Andreas Klebinger , 24 Eki 2019 Per, 14:48
tarihinde şunu yazdı:
>
> Hello devs,
>
> I also often jump to files. In my case usually using VS Code using Ctr+P as 
> well which searches for files by name.
> While I can check which folder a file is in in the case of duplicates it is a 
> overhead which this refactor forces onto me.
>
> While there are workarounds, both for my case as for Matts. It's worth asking 
> if requiring these workarounds is better
> than just accepting redundant prefixes on module names.
>
> Personally I would prefer unique file names even at the cost of redundancy.

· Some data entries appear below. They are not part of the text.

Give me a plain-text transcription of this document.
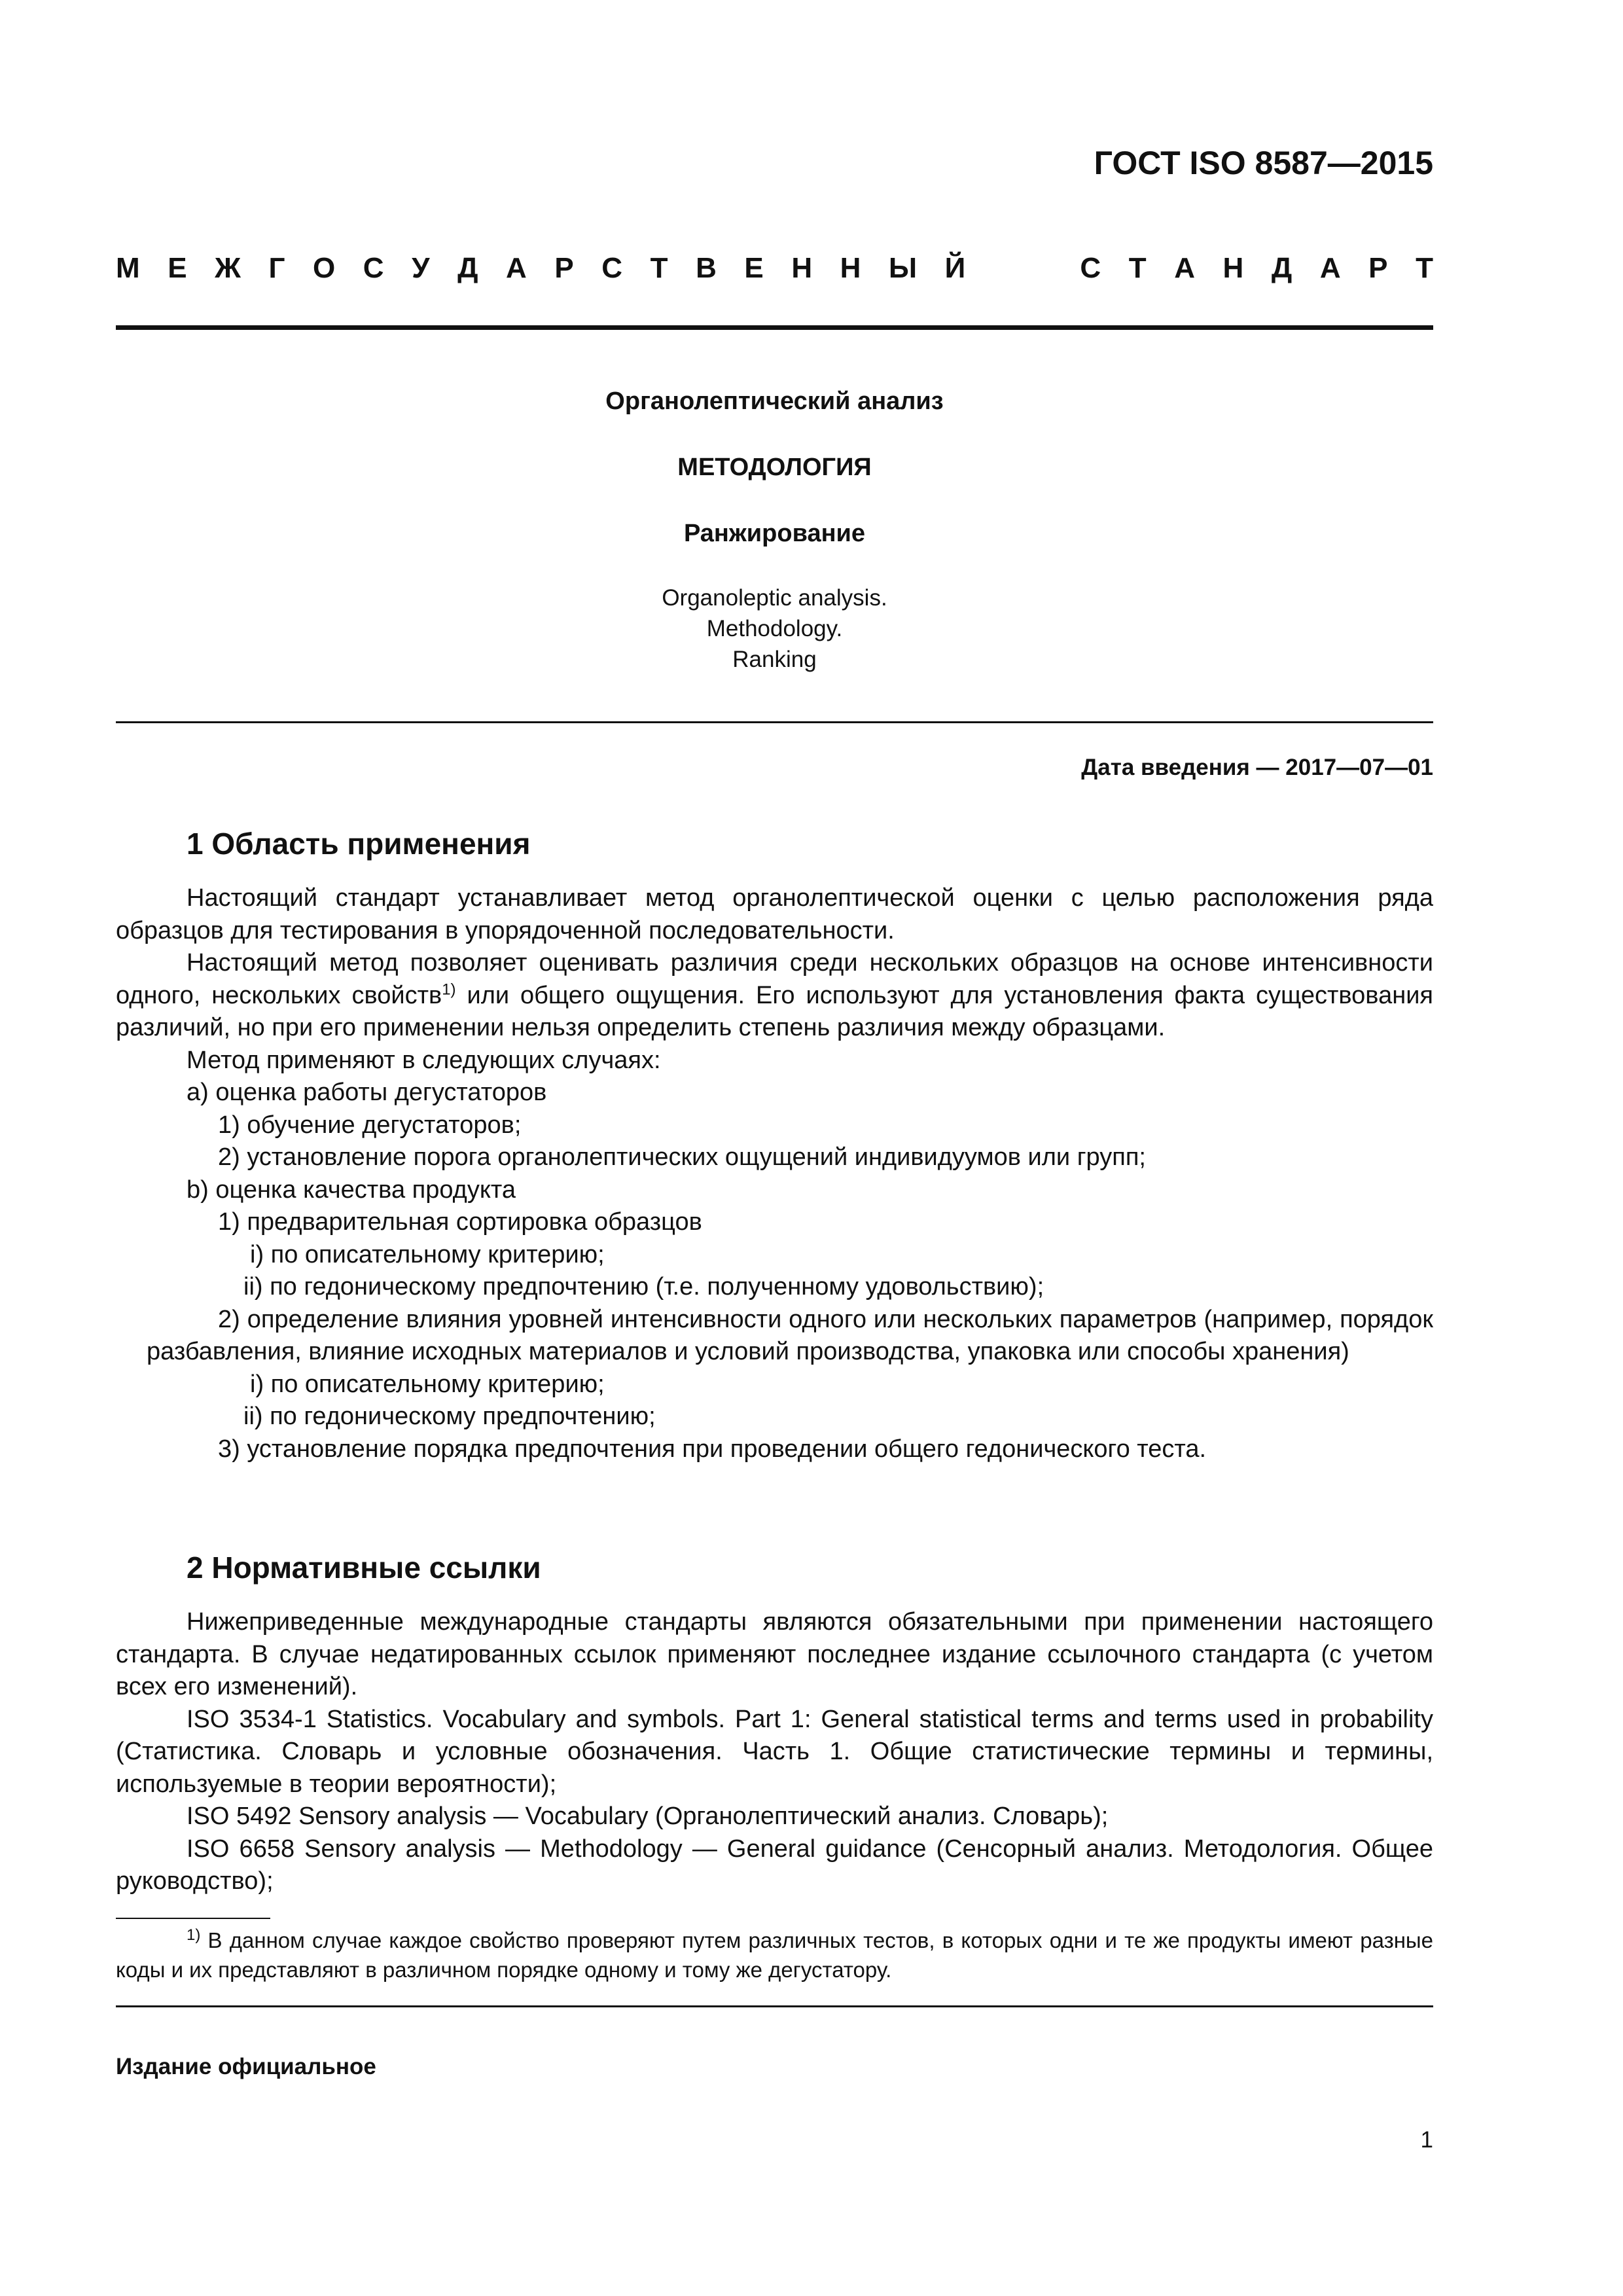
ГОСТ ISO 8587—2015
М Е Ж Г О С У Д А Р С Т В Е Н Н Ы Й	С Т А Н Д А Р Т
Органолептический анализ
МЕТОДОЛОГИЯ
Ранжирование
Organoleptic analysis.
Methodology.
Ranking
Дата введения — 2017—07—01
1 Область применения

Настоящий стандарт устанавливает метод органолептической оценки с целью расположения ряда образцов для тестирования в упорядоченной последовательности.

Настоящий метод позволяет оценивать различия среди нескольких образцов на основе интенсивности одного, нескольких свойств$^{1)}$ или общего ощущения. Его используют для установления факта существования различий, но при его применении нельзя определить степень различия между образцами.

Метод применяют в следующих случаях:

a) оценка работы дегустаторов

1) обучение дегустаторов;

2) установление порога органолептических ощущений индивидуумов или групп;

b) оценка качества продукта

1) предварительная сортировка образцов

i) по описательному критерию;

ii) по гедоническому предпочтению (т.е. полученному удовольствию);

2) определение влияния уровней интенсивности одного или нескольких параметров (например, порядок разбавления, влияние исходных материалов и условий производства, упаковка или способы хранения)

i) по описательному критерию;

ii) по гедоническому предпочтению;

3) установление порядка предпочтения при проведении общего гедонического теста.

2 Нормативные ссылки

Нижеприведенные международные стандарты являются обязательными при применении настоящего стандарта. В случае недатированных ссылок применяют последнее издание ссылочного стандарта (с учетом всех его изменений).

ISO 3534-1 Statistics. Vocabulary and symbols. Part 1: General statistical terms and terms used in probability (Статистика. Словарь и условные обозначения. Часть 1. Общие статистические термины и термины, используемые в теории вероятности);

ISO 5492 Sensory analysis — Vocabulary (Органолептический анализ. Словарь);

ISO 6658 Sensory analysis — Methodology — General guidance (Сенсорный анализ. Методология. Общее руководство);

$^{1)}$ В данном случае каждое свойство проверяют путем различных тестов, в которых одни и те же продукты имеют разные коды и их представляют в различном порядке одному и тому же дегустатору.
Издание официальное
1
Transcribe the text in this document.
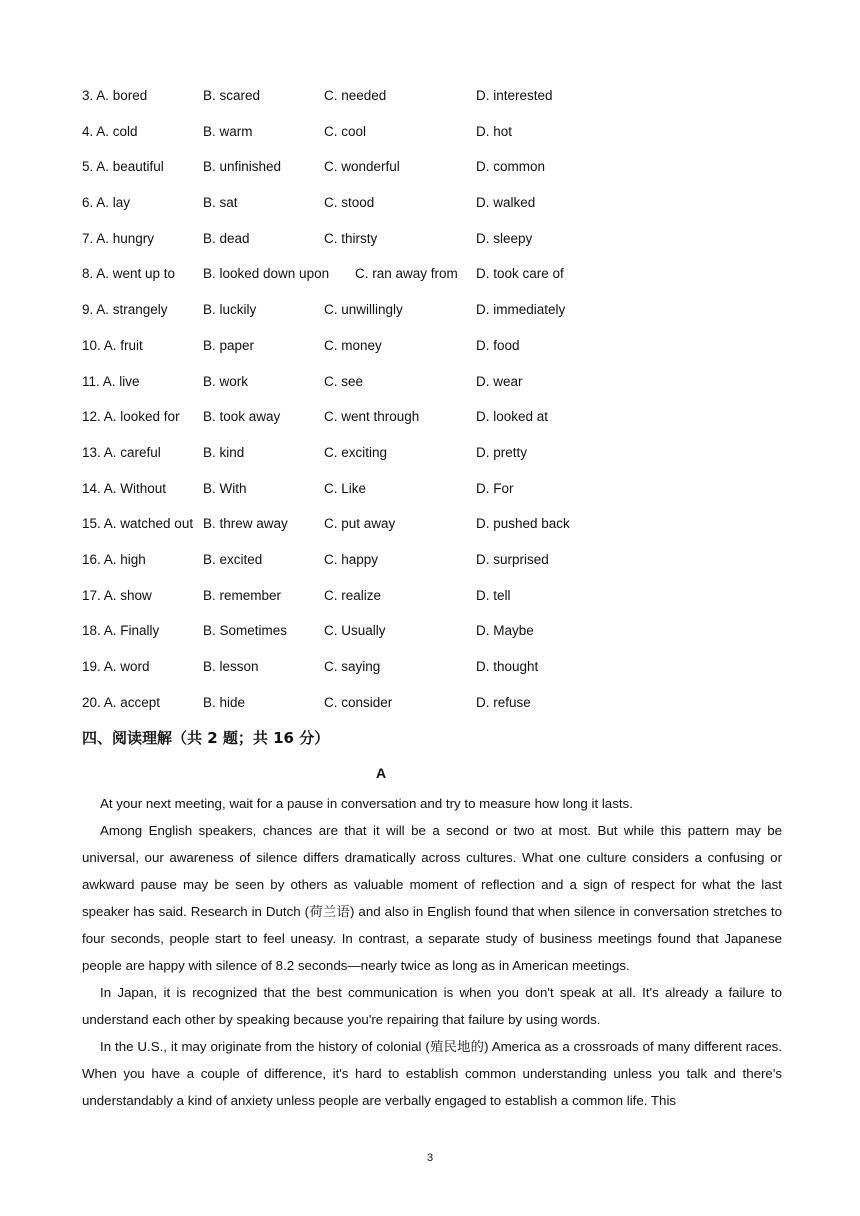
3. A. bored	B. scared	C. needed	D. interested
4. A. cold	B. warm	C. cool	D. hot
5. A. beautiful	B. unfinished	C. wonderful	D. common
6. A. lay	B. sat	C. stood	D. walked
7. A. hungry	B. dead	C. thirsty	D. sleepy
8. A. went up to B. looked down upon C. ran away from D. took care of
9. A. strangely	B. luckily	C. unwillingly	D. immediately
10. A. fruit	B. paper	C. money	D. food
11. A. live	B. work	C. see	D. wear
12. A. looked for B. took away	C. went through	D. looked at
13. A. careful	B. kind	C. exciting	D. pretty
14. A. Without	B. With	C. Like	D. For
15. A. watched out B. threw away	C. put away	D. pushed back
16. A. high	B. excited	C. happy	D. surprised
17. A. show	B. remember	C. realize	D. tell
18. A. Finally	B. Sometimes	C. Usually	D. Maybe
19. A. word	B. lesson	C. saying	D. thought
20. A. accept	B. hide	C. consider	D. refuse
四、阅读理解（共 2 题；共 16 分）
A

At your next meeting, wait for a pause in conversation and try to measure how long it lasts.

Among English speakers, chances are that it will be a second or two at most. But while this pattern may be universal, our awareness of silence differs dramatically across cultures. What one culture considers a confusing or awkward pause may be seen by others as valuable moment of reflection and a sign of respect for what the last speaker has said. Research in Dutch (荷兰语) and also in English found that when silence in conversation stretches to four seconds, people start to feel uneasy. In contrast, a separate study of business meetings found that Japanese people are happy with silence of 8.2 seconds—nearly twice as long as in American meetings.

In Japan, it is recognized that the best communication is when you don't speak at all. It's already a failure to understand each other by speaking because you're repairing that failure by using words.

In the U.S., it may originate from the history of colonial (殖民地的) America as a crossroads of many different races. When you have a couple of difference, it's hard to establish common understanding unless you talk and there's understandably a kind of anxiety unless people are verbally engaged to establish a common life. This

3
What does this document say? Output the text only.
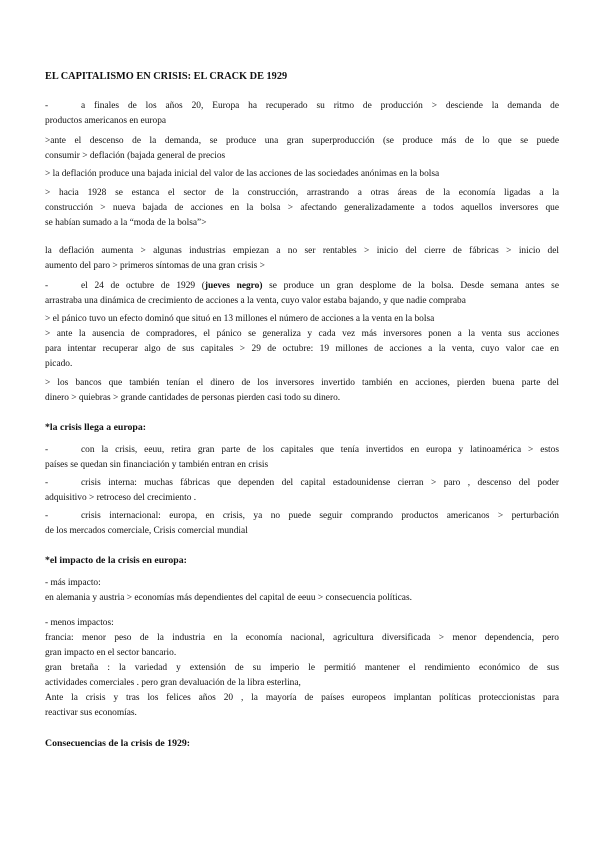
EL CAPITALISMO EN CRISIS: EL CRACK DE 1929
-	a finales de los años 20, Europa ha recuperado su ritmo de producción > desciende la demanda de
productos americanos en europa
>ante el descenso de la demanda, se produce una gran superproducción (se produce más de lo que se puede
consumir > deflación (bajada general de precios
> la deflación produce una bajada inicial del valor de las acciones de las sociedades anónimas en la bolsa
> hacia 1928 se estanca el sector de la construcción, arrastrando a otras áreas de la economía ligadas a la
construcción > nueva bajada de acciones en la bolsa > afectando generalizadamente a todos aquellos inversores que
se habían sumado a la “moda de la bolsa”>
la deflación aumenta > algunas industrias empiezan a no ser rentables > inicio del cierre de fábricas > inicio del
aumento del paro > primeros síntomas de una gran crisis >
-	el 24 de octubre de 1929 (jueves negro) se produce un gran desplome de la bolsa. Desde semana antes se
arrastraba una dinámica de crecimiento de acciones a la venta, cuyo valor estaba bajando, y que nadie compraba
> el pánico tuvo un efecto dominó que situó en 13 millones el número de acciones a la venta en la bolsa
> ante la ausencia de compradores, el pánico se generaliza y cada vez más inversores ponen a la venta sus acciones
para intentar recuperar algo de sus capitales > 29 de octubre: 19 millones de acciones a la venta, cuyo valor cae en
picado.
> los bancos que también tenían el dinero de los inversores invertido también en acciones, pierden buena parte del
dinero > quiebras > grande cantidades de personas pierden casi todo su dinero.
*la crisis llega a europa:
-	con la crisis, eeuu, retira gran parte de los capitales que tenía invertidos en europa y latinoamérica > estos
países se quedan sin financiación y también entran en crisis
-	crisis interna: muchas fábricas que dependen del capital estadounidense cierran > paro , descenso del poder
adquisitivo > retroceso del crecimiento .
-	crisis internacional: europa, en crisis, ya no puede seguir comprando productos americanos > perturbación
de los mercados comerciale, Crisis comercial mundial
*el impacto de la crisis en europa:
- más impacto:
en alemania y austria > economías más dependientes del capital de eeuu > consecuencia políticas.
- menos impactos:
francia: menor peso de la industria en la economía nacional, agricultura diversificada > menor dependencia, pero
gran impacto en el sector bancario.
gran bretaña : la variedad y extensión de su imperio le permitió mantener el rendimiento económico de sus
actividades comerciales . pero gran devaluación de la libra esterlina,
Ante la crisis y tras los felices años 20 , la mayoría de países europeos implantan políticas proteccionistas para
reactivar sus economías.
Consecuencias de la crisis de 1929:
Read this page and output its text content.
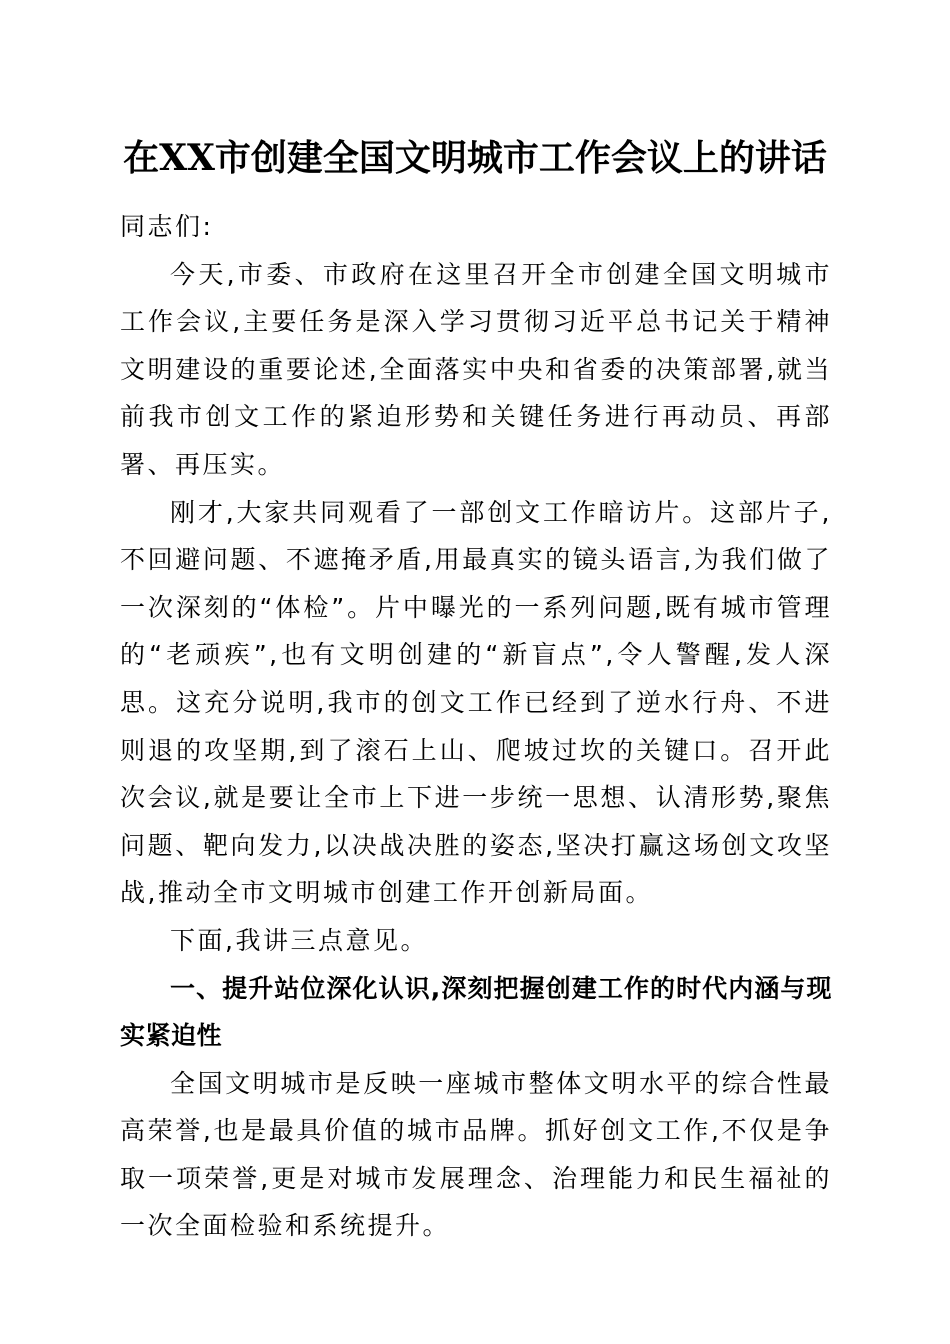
在XX市创建全国文明城市工作会议上的讲话

同志们:

今天,市委、市政府在这里召开全市创建全国文明城市工作会议,主要任务是深入学习贯彻习近平总书记关于精神文明建设的重要论述,全面落实中央和省委的决策部署,就当前我市创文工作的紧迫形势和关键任务进行再动员、再部署、再压实。

刚才,大家共同观看了一部创文工作暗访片。这部片子,不回避问题、不遮掩矛盾,用最真实的镜头语言,为我们做了一次深刻的“体检”。片中曝光的一系列问题,既有城市管理的“老顽疾”,也有文明创建的“新盲点”,令人警醒,发人深思。这充分说明,我市的创文工作已经到了逆水行舟、不进则退的攻坚期,到了滚石上山、爬坡过坎的关键口。召开此次会议,就是要让全市上下进一步统一思想、认清形势,聚焦问题、靶向发力,以决战决胜的姿态,坚决打赢这场创文攻坚战,推动全市文明城市创建工作开创新局面。

下面,我讲三点意见。

一、提升站位深化认识,深刻把握创建工作的时代内涵与现实紧迫性

全国文明城市是反映一座城市整体文明水平的综合性最高荣誉,也是最具价值的城市品牌。抓好创文工作,不仅是争取一项荣誉,更是对城市发展理念、治理能力和民生福祉的一次全面检验和系统提升。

> I rarely add import statements/full module names, but I *very* often jump to 
> files.
>
> Cheers
> Andreas
>
> Bryan Richter schrieb am 23.10.2019 um 18:00:
>
> Duplicate record fields is going to make this a bigger problem. Vim does 
> support duplicate tags (:tselect and :tjump and related bindings), but 
> hopefully haskell-ide-engine will one day provide us with semantic tags and 
> solve this problem once and for all!
>
> On Wed, 23 Oct 2019, 17.49 Matthew Pickering,  
> wrote:
>>
>> Thanks Omer, Sylvain and Sebastian
>>
>> .
>>
>> I just configured my editor to use fzf and now I can use the `:GFiles`
>> command to perform fuzzy search on files which is probably better than
>> tags. If anyone else is using NixOS, all I had to do was add the
>> `fzf-vim` plugin to the vim configuration.
>>
>> Cheers,
>>
>> Matt
>>
>> On Wed, Oct 23, 2019 at 2:54 PM Ömer Sinan Ağacan  
>> wrote:
>> >
>> > I use a file finder (fzf) for jumping to files. Because module names 
>> > follow file
>> > paths to jump to e.g. StgToCmmUtils.Utils I usually type 
>> > `stgcmmutils` and
>> > fzf finds the correct file `compiler/GHC/StgToCmm/Utils.hs`.
>> >
>> > When generating tags I omit module names for this reason, it's easy with a 
>> > good
>> > file finder to jump to modules already, no need to generate tags for the
>> > modules.
>> >
>> > fast-tags commands I use:
>> >
>> > - When working on the compiler:
>> >
>> >   $ fast-tags --no-module-tags driver ghc compiler
>> >
>> > - When working on the RTS:
>> >
>> >   $ fast-tags --no-module-tags driver ghc compiler
>> >   $ ctags --append -R rts/**/*.c rts/**/*.h includes/**/*.h
>> >
>> > - When working on the libraries:
>> >
>> >   $ fast-tags --no-module-tags driver ghc compiler libraries
>> >
>> > Ömer
>> >
>> > Sebastian Graf , 23 Eki 2019 Çar, 16:49 tarihinde
>> > şunu yazdı:
>> > >
>> > > FWIW, I'm using VSCode's fuzzy file search with Ctrl+P (and vim's 
>> > > equivalent) rather successfully. Just tried it for Hs/Utils.hs by typing 
>> > > 'hsutils.hs'. It didn't turn up as the first result in VSCode, but it in 
>> > > vim.
>> > >
>> > > Am Mi., 23. Okt. 2019 um 14:27 Uhr schrieb Matthew Pickering 
>> > > :
>> > >>
>> > >> I use `fast-tags` which doesn't look at the hierarchy at all and I'm
>> > >> not sure what the improvement would be as the names of the modules
>> > >> would still clash.
>> > >>
>> > >> If there is some other recommended way to jump to a module then that
>> > >> would also work for me.
>> > >>
>> > >> Matt
>> > >>
>> > >>
>> > >> On Wed, Oct 23, 2019 at 12:08 PM Sylvain Henry  
>> > >> wrote:
>> > >> >
>> > >> > Hi,
>> > >> >
>> > >> > How do you generate your tags file? It seems to be a shortcoming of 
>> > >> > the
>> > >> > generator to not take into account the location of the definition 
>> > >> > file.
>> > >> >
>> > >> >  > Perhaps `HsUtils` and `StgUtils` would be appropriate to
>> > >> > disambiguate`Hs/Utils` and `StgToCmm/Utils`.
>> > >> >
>> > >> > We are promoting the module prefixes (`Hs`, `Stg`, `Tc`, etc.) into
>> > >> > proper module layers (e.g. `HsUtils` becomes `GHC.Hs.Utils`) so it 
>> > >> > would
>> > >> > be redundant to add the prefixes back. :/
>> > >> >
>> > >> > Cheers,
>> > >> > Sylvain
>> > >> >
>> > >> > On 23/10/2019 12:52, Matthew Pickering wrote:
>> > >> > > Hi,
>> > >> > >
>> > >> > > The module rework has broken my workflow.
>> > >> > >
>> > >> > > Now my tags file is useless for jumping for modules as there are
>> > >> > > multiple "Utils" and "Types" modules. Invariable I am jumping to the
>> > >> > > wrong one. What do other people do to avoid this?